Saturday, November 5, 2011

What's Going On?

It's been a while since I've had the time or the peace of mind to sit and write. I think I do this sometimes more for myself than anything else. It helps me to get things down in black and white to sort things out.
I've been going through a strange phase in my walk with God lately. I am, and always will be in love with God. I know all too well where I would be without Him in my life and I am always aware and thankful that He rescued me from the pit at the age of 19. But lately I've been...indifferent. Not sure how else to describe it. Not much exciting me about the things of God or church. I feel like I'm just doing everything I've always done but without the fire and passion. Kinda a dry time.
I have been a Christian a long time and I know this comes with the territory. It's the same as marriage. Goes through dry, dispassionate times as well. It does take intentionality and effort to make things more interesting, on both fronts. Just don't want to do ANYTHING. It's an effort to just go to church. It's an effort, and I guess I want it to be effortless. Dreaming??

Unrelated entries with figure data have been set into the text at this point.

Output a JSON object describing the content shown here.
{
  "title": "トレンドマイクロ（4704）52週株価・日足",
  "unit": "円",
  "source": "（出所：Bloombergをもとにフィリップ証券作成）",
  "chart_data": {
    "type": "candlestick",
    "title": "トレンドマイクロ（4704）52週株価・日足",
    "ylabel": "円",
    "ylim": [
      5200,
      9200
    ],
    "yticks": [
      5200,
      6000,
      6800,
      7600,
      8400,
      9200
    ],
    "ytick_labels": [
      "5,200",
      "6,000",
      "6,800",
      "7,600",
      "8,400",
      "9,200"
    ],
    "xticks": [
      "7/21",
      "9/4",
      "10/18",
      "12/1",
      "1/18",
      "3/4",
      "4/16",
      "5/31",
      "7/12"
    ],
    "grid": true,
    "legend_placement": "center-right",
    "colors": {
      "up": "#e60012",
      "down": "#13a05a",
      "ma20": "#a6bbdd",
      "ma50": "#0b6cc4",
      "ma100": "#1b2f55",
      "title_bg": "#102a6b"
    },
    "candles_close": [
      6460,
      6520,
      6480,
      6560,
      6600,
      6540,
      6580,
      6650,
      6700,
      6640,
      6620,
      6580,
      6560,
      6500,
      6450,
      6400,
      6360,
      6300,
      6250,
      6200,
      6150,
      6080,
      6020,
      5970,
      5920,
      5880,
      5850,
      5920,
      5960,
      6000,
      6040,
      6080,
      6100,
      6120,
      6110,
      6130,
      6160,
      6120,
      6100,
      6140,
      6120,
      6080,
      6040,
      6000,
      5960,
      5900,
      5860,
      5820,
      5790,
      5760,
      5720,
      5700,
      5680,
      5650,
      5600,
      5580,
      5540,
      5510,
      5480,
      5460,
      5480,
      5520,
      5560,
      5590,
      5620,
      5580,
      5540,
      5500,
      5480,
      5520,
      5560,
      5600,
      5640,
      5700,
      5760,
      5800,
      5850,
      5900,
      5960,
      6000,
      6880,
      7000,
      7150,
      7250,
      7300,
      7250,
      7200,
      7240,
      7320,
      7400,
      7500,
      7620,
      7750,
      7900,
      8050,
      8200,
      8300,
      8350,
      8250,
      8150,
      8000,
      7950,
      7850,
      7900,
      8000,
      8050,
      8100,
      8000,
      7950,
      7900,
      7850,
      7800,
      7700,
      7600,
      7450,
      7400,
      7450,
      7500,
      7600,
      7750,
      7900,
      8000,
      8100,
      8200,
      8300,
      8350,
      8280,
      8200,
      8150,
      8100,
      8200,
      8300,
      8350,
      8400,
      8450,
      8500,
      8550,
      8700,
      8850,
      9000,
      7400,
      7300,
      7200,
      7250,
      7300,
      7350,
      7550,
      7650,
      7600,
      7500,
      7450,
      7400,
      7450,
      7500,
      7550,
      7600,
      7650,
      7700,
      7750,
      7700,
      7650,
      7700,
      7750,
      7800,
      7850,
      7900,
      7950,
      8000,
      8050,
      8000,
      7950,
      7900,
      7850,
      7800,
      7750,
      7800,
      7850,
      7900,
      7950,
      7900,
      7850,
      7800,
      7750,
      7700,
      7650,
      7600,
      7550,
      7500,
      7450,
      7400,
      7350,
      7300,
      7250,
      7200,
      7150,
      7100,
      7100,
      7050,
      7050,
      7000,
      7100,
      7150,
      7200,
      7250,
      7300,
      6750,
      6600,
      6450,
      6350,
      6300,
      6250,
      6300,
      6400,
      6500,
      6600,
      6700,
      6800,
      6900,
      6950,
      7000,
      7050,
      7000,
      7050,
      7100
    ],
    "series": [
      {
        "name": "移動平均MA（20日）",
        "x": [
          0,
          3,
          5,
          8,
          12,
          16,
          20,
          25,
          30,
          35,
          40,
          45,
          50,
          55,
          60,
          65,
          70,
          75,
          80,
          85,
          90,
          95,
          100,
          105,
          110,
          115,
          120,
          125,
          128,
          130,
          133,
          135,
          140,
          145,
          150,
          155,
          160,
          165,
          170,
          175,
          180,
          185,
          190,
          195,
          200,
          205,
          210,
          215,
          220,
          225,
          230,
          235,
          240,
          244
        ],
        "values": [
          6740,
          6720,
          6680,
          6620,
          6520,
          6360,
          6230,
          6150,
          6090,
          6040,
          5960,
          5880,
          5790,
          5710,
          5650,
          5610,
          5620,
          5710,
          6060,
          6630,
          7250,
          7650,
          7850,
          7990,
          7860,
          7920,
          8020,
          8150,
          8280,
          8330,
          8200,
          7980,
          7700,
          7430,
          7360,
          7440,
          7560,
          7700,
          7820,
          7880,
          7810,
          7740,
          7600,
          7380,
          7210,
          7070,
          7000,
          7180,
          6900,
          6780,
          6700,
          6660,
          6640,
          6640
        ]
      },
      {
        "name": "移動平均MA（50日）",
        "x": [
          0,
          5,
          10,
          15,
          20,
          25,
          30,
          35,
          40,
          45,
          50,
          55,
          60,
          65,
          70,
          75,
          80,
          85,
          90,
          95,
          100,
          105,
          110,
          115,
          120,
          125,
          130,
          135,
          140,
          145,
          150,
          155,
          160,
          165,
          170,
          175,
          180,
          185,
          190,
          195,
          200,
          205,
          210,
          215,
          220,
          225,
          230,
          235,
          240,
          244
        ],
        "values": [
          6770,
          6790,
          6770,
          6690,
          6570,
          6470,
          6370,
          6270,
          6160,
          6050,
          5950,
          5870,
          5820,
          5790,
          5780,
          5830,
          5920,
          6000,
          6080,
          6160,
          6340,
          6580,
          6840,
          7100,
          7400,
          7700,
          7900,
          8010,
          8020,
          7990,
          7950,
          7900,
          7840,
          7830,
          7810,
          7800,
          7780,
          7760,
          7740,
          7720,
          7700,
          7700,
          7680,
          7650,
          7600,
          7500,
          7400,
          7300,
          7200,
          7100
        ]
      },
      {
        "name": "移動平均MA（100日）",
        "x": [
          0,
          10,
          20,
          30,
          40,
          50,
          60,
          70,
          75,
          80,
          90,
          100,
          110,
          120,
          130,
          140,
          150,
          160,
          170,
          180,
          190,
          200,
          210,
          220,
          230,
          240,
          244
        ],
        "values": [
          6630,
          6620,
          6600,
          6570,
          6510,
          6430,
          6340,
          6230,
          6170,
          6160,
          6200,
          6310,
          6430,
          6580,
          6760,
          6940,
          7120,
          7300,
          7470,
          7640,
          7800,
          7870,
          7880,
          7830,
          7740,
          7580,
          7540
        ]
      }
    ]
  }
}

I've recently changed churches. The beginning of the summer I left the church I've been attending for 6 years and started serving in the Nursery department on Sunday mornings. When you leave one church that you've gotten used to and become quite attached to and serve somewhere else there is always a transition phase. I've gratefully served with the babies at St. James and will continue to do so, but I went from intense worship every Thursday night and Sunday with the choir of my last church to where I am now. I sometimes wonder why I was in choir for all that time? It was such a blessing to ME, I often wondered how God got anything out of it at all! Worship will always be a huge part of my DNA but I do miss the "expression" I was able to give to my faith at New Life.
Where do I go from here? That is what I am trying to figure out. Where do I belong in the plan of God? I know it's not just to sit in a room with babies on Sunday mornings. There's more. Maybe writing? Maybe? Not sure. Right now, I'm so dry, I don't even WANT TO attend a Bible study or even read the Bible. Just venting. I'll move past this. It's just a phase. But it feels weird.